The new action of the novel begins a year before the crucifixion of Jesus, and the reader quickly becomes involved as Jesus begins to perform miracles – turning water into wine at the Wedding of Cana, healing a sick boy while he is twenty miles away, healing a paralyzed man so he can walk, and feeding five thousand people with a few fish and loaves of bread. With the first miracle, however, Lazarus becomes mysteriously ill, and as successive miracles occur, his illnesses become more serious, more devastating, and more painful. Jesus continues to make miracles. He walks on water, heals a blind man, and begins to practice resurrections.

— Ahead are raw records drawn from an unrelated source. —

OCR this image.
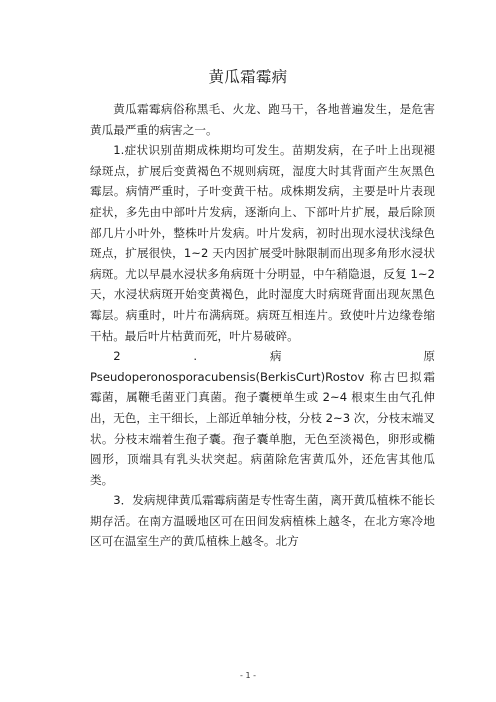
黄瓜霜霉病

黄瓜霜霉病俗称黑毛、火龙、跑马干，各地普遍发生，是危害黄瓜最严重的病害之一。

1.症状识别苗期成株期均可发生。苗期发病，在子叶上出现褪绿斑点，扩展后变黄褐色不规则病斑，湿度大时其背面产生灰黑色霉层。病情严重时，子叶变黄干枯。成株期发病，主要是叶片表现症状，多先由中部叶片发病，逐渐向上、下部叶片扩展，最后除顶部几片小叶外，整株叶片发病。叶片发病，初时出现水浸状浅绿色斑点，扩展很快，1~2 天内因扩展受叶脉限制而出现多角形水浸状病斑。尤以早晨水浸状多角病斑十分明显，中午稍隐退，反复 1~2 天，水浸状病斑开始变黄褐色，此时湿度大时病斑背面出现灰黑色霉层。病重时，叶片布满病斑。病斑互相连片。致使叶片边缘卷缩干枯。最后叶片枯黄而死，叶片易破碎。

2 . 病 原

Pseudoperonosporacubensis(BerkisCurt)Rostov 称古巴拟霜霉菌，属鞭毛菌亚门真菌。孢子囊梗单生或 2~4 根束生由气孔伸出，无色，主干细长，上部近单轴分枝，分枝 2~3 次，分枝末端叉状。分枝末端着生孢子囊。孢子囊单胞，无色至淡褐色，卵形或椭圆形，顶端具有乳头状突起。病菌除危害黄瓜外，还危害其他瓜类。

3．发病规律黄瓜霜霉病菌是专性寄生菌，离开黄瓜植株不能长期存活。在南方温暖地区可在田间发病植株上越冬，在北方寒冷地区可在温室生产的黄瓜植株上越冬。北方

- 1 -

The events leading to the obvious historical climax take place in the space of a little over a week, beginning with the death of Lazarus, then moving to his resurrection by Jesus four days later, the crucifixion of Jesus four days after that, and the resurrection of Jesus on the third day after the crucifixion. The novel is organized in unusual fashion around the seven miracles and their aftermaths, the chapters numbered backward from seven until the climax, then forward after that, focusing on the aftereffects of these miracles. Those who have been the recipients of miracles, and especially those who have been resurrected, have another chance at life, of course, though what they do with their new lives becomes a question for them. The political and religious conflicts of the era come to a head with the deaths of Lazarus and Jesus. The authorities representing both Rome and the factions of Judaism must come to grips with the results, their power challenged by these dramatic events in ways never even imagined before this. What happens to both Jesus and Lazarus physically in the aftermath of resurrection raises interesting questions for historians and theologians and stimulates Beard’s fertile imagination here.

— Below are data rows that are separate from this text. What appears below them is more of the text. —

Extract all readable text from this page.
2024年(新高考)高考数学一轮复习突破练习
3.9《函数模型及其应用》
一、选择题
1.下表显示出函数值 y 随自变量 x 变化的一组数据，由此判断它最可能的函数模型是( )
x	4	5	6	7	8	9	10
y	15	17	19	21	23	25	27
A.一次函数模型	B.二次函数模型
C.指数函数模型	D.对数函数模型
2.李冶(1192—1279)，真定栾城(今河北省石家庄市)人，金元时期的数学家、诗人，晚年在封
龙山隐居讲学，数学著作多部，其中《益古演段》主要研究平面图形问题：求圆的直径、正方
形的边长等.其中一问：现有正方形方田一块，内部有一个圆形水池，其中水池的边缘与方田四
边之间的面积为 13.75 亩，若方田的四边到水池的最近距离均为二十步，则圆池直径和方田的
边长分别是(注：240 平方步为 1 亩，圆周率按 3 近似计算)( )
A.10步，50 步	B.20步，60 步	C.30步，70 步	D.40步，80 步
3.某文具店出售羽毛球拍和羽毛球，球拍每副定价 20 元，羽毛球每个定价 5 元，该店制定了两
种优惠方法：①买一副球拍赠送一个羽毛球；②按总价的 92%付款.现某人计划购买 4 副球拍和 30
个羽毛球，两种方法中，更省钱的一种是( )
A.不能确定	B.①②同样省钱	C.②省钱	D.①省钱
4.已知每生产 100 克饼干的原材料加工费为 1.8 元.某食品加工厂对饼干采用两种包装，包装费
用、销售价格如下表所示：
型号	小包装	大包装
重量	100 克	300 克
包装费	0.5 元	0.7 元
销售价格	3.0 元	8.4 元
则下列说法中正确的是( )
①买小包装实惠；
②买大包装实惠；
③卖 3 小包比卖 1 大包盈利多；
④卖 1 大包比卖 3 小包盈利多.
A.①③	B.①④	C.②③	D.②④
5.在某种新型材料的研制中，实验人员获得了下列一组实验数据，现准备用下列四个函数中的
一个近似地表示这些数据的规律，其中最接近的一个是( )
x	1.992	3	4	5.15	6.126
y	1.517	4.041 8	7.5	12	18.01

A whole panoply of other authors helps author Beard to make his case for the “realism” of his depiction of Lazarus and his relationship with Jesus. Jose Saramago in The Gospel According to Jesus Christ (1991), Karel Kapek in Lazarus (1949), Nikos Kazantzakis in The Last Temptation (1961), Robert Graves in King Jesus (1946), Par Lagerqvist in Barabbas (1950), and Norman Mailer in The Gospel According to the Son (1997) are among the many authors who “testify” to the truth of Beard’s assumptions about Lazarus and Jesus. Art works by Juan de Flandes, Leonardo da Vinci, and the Limbourg Brothers in their Tres Riches Heures of the Duc de Berry (1412 – 1414) provide additional “insights” into the death of Lazarus, while works by Fra Angelico (1520), Andrea del Castagno (1447) and Leonardo da Vinci depict Jesus’s Last Supper and the Crucifixion.

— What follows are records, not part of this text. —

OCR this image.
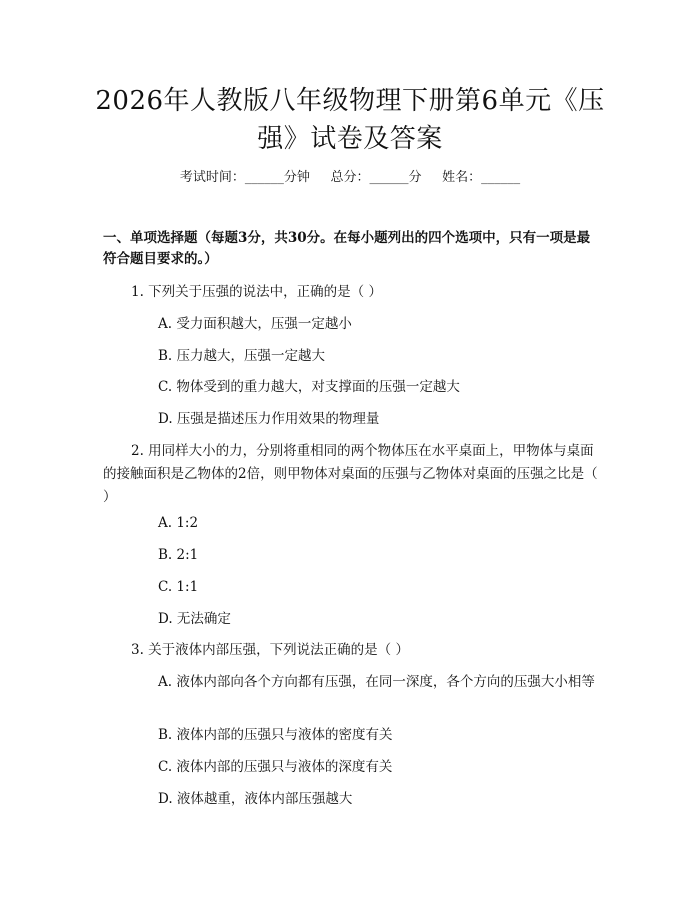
2026年人教版八年级物理下册第6单元《压强》试卷及答案
考试时间：______分钟     总分：______分     姓名：______
一、单项选择题（每题3分，共30分。在每小题列出的四个选项中，只有一项是最符合题目要求的。）
1. 下列关于压强的说法中，正确的是（ ）
A. 受力面积越大，压强一定越小
B. 压力越大，压强一定越大
C. 物体受到的重力越大，对支撑面的压强一定越大
D. 压强是描述压力作用效果的物理量
2. 用同样大小的力，分别将重相同的两个物体压在水平桌面上，甲物体与桌面的接触面积是乙物体的2倍，则甲物体对桌面的压强与乙物体对桌面的压强之比是（ ）
A. 1:2
B. 2:1
C. 1:1
D. 无法确定
3. 关于液体内部压强，下列说法正确的是（ ）
A. 液体内部向各个方向都有压强，在同一深度，各个方向的压强大小相等
B. 液体内部的压强只与液体的密度有关
C. 液体内部的压强只与液体的深度有关
D. 液体越重，液体内部压强越大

The characters feel “real,” at least in modern terms, as they deal with surreal events, but the novel is more philosophical and more wildly imaginative than most biographies, especially in its use of other novels and art work as “primary sources.” The novel fills in the gaps between the earlier gospels and the Gospel of John, the only gospel to mention Lazarus, while also encouraging the reader to think in new directions. Unusual in its selection of subject, development of character, and depiction of imagined motivations, this novel is sure to intrigue those willing and able to “go with the flow” of this unique, miracle-based fictional biography.